Beethovenfest-Intendantin im Universitätsforum Nike Wagner: "Beten, dass die Macht des Kommerzes nicht gewinnt"

BONN · Macht der Kommerz die Kultur kaputt? "Kunst, Kommerz, Konsum - zum Kulturbetrieb heute", darüber referierte gestern Beethovenfest-Intendantin Nike Wagner im Universitätsforum Bonn auf Einladung des Zonta-Clubs Bonn-Rheinaue, und diese Frage stand bei den rund 200 Zuhörern automatisch im Raum.

 "Qualität setzt sich durch": Nike Wagner.

"Qualität setzt sich durch": Nike Wagner.

Foto: Julian Stech

Nike Wagner enttäuschte sie nicht: "Lassen Sie uns beten, dass die Macht des Kommerzes nicht die Oberhand gewinnt!" Dieser doch sehr emotionale Aufruf am Schluss ihrer Rede traf den Nerv des Publikums. Dabei waren Wagners Ausführungen differenzierter, als es der Schluss vermuten lässt.

Kunst und Kommerz sind für die Urenkelin von Richard Wagner, selbst jahrzehntelang im Kulturbetrieb tätig, nicht nur Gegensätze. Mit dem Wandel zur Rezeptionsästhetik, dahin, dass der Zuschauer oder Zuhörer entscheidet, was Kunst sei, hätten sich auch Darstellungen von Kunst und Kommerz einander angeglichen: "Alles wird Installation." Konsumtempel, Einkausfserlebniswelten, Art-on-Demand-Ausstellungen - "Kunst und Kommerz wollen den Menschen in ein alternatives Gelände versetzen."

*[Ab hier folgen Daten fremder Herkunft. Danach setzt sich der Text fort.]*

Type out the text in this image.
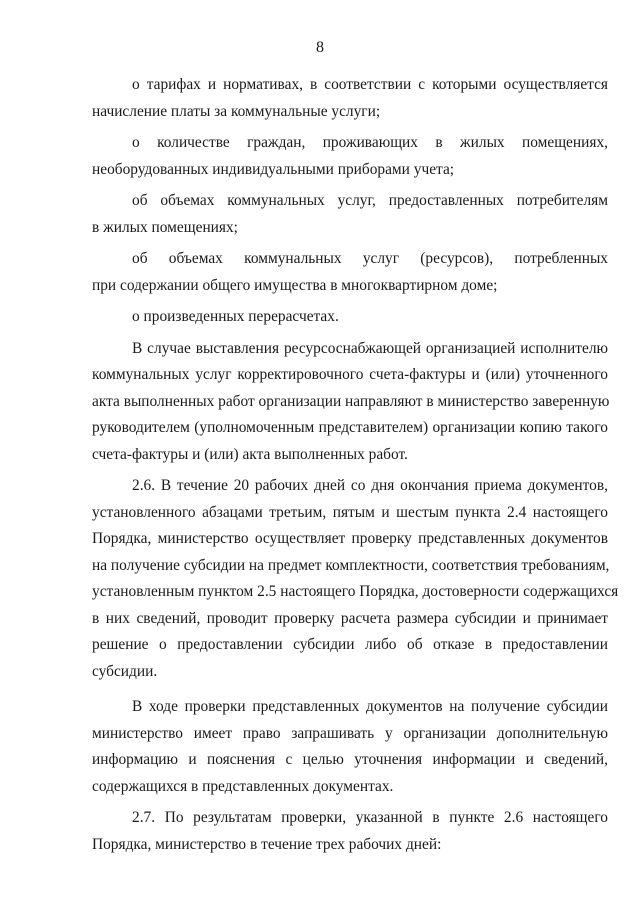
8
о тарифах и нормативах, в соответствии с которыми осуществляется
начисление платы за коммунальные услуги;
о количестве граждан, проживающих в жилых помещениях,
необорудованных индивидуальными приборами учета;
об объемах коммунальных услуг, предоставленных потребителям
в жилых помещениях;
об объемах коммунальных услуг (ресурсов), потребленных
при содержании общего имущества в многоквартирном доме;
о произведенных перерасчетах.
В случае выставления ресурсоснабжающей организацией исполнителю
коммунальных услуг корректировочного счета-фактуры и (или) уточненного
акта выполненных работ организации направляют в министерство заверенную
руководителем (уполномоченным представителем) организации копию такого
счета-фактуры и (или) акта выполненных работ.
2.6. В течение 20 рабочих дней со дня окончания приема документов,
установленного абзацами третьим, пятым и шестым пункта 2.4 настоящего
Порядка, министерство осуществляет проверку представленных документов
на получение субсидии на предмет комплектности, соответствия требованиям,
установленным пунктом 2.5 настоящего Порядка, достоверности содержащихся
в них сведений, проводит проверку расчета размера субсидии и принимает
решение о предоставлении субсидии либо об отказе в предоставлении
субсидии.
В ходе проверки представленных документов на получение субсидии
министерство имеет право запрашивать у организации дополнительную
информацию и пояснения с целью уточнения информации и сведений,
содержащихся в представленных документах.
2.7. По результатам проверки, указанной в пункте 2.6 настоящего
Порядка, министерство в течение трех рабочих дней:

Doch da enden dann auch bald die Gemeinsamkeiten, und für Wagner droht die Ökonomie die Oberhand zu gewinnen, ja, die Begriffe Kultur und Kunst selbst zu verändern, zu vereinnahmen. Welchen Kulturbegriff haben wir, wenn wir Kulturpolitik als Teil von Wirtschaftsförderung begreifen, erinnerte Wagner an Ausführungen von Bundestagspräsident Norbert Lammert. Das, was mit der Kultur passiert, ist für Wagner Teil eines zivilisatorischen Prozesses, in dessen Verlauf sich die Gesellschaft immer stärker nach wirtschaftlichen Kriterien ausrichtet.

Resultat sei auch im Bereich der ernsten Musik ein "gnadenloser Eventanspruch" mit Promis wie der Sopranistin Anna Netrebko oder Lang Langs "digitalisiertem Klavierspiel". In diesen "durchmediatisierten Ereignissen" bestätige sich die Gesellschaft ihr Wissen darüber, was Kunst sei.

Solche Events seien es dann auch, die Sponsoren anziehen. Wagner plädiert dafür, sich darauf einzustellen und das Beste daraus zu machen. "Wir müssen mit dieser Amerikanisierung unserer Verhältnisse umgehen lernen, auch wenn sie unserem Kulturverständnis widerspricht."

Bezogen auf das Bonner Beethovenfest stellt sich Wagner ausdrücklich in die Tradition ihrer Vorgängerin Ilona Schmiel. Beim Spagat zwischen Eventkultur und dem Anspruch, auch Neues, Unbekanntes zu wagen, sei das Beethovenfest bisher "geschickt eine mittlere Linie gefahren", so Wagner. "Ein Stück Bewahrungskultur ist in Bonn immer geleistet worden."

Sie selbst will neuer Musik mehr Chancen geben. Es gehe auch darum, revolutionäres Neues zu hören. "Mozart und Beethoven waren das in ihrer Zeit auch." Diese Art von Musik müsse aber vermittelt werden und das bedeute auch, sie konsumgängig zu machen: "Die Qualität in der Kunst wird sich durchsetzen", zeigt sich die Intendantin überzeugt. Wo das der Fall ist, hilft die Wirtschaft immer gerne, möchte man ihr zurufen.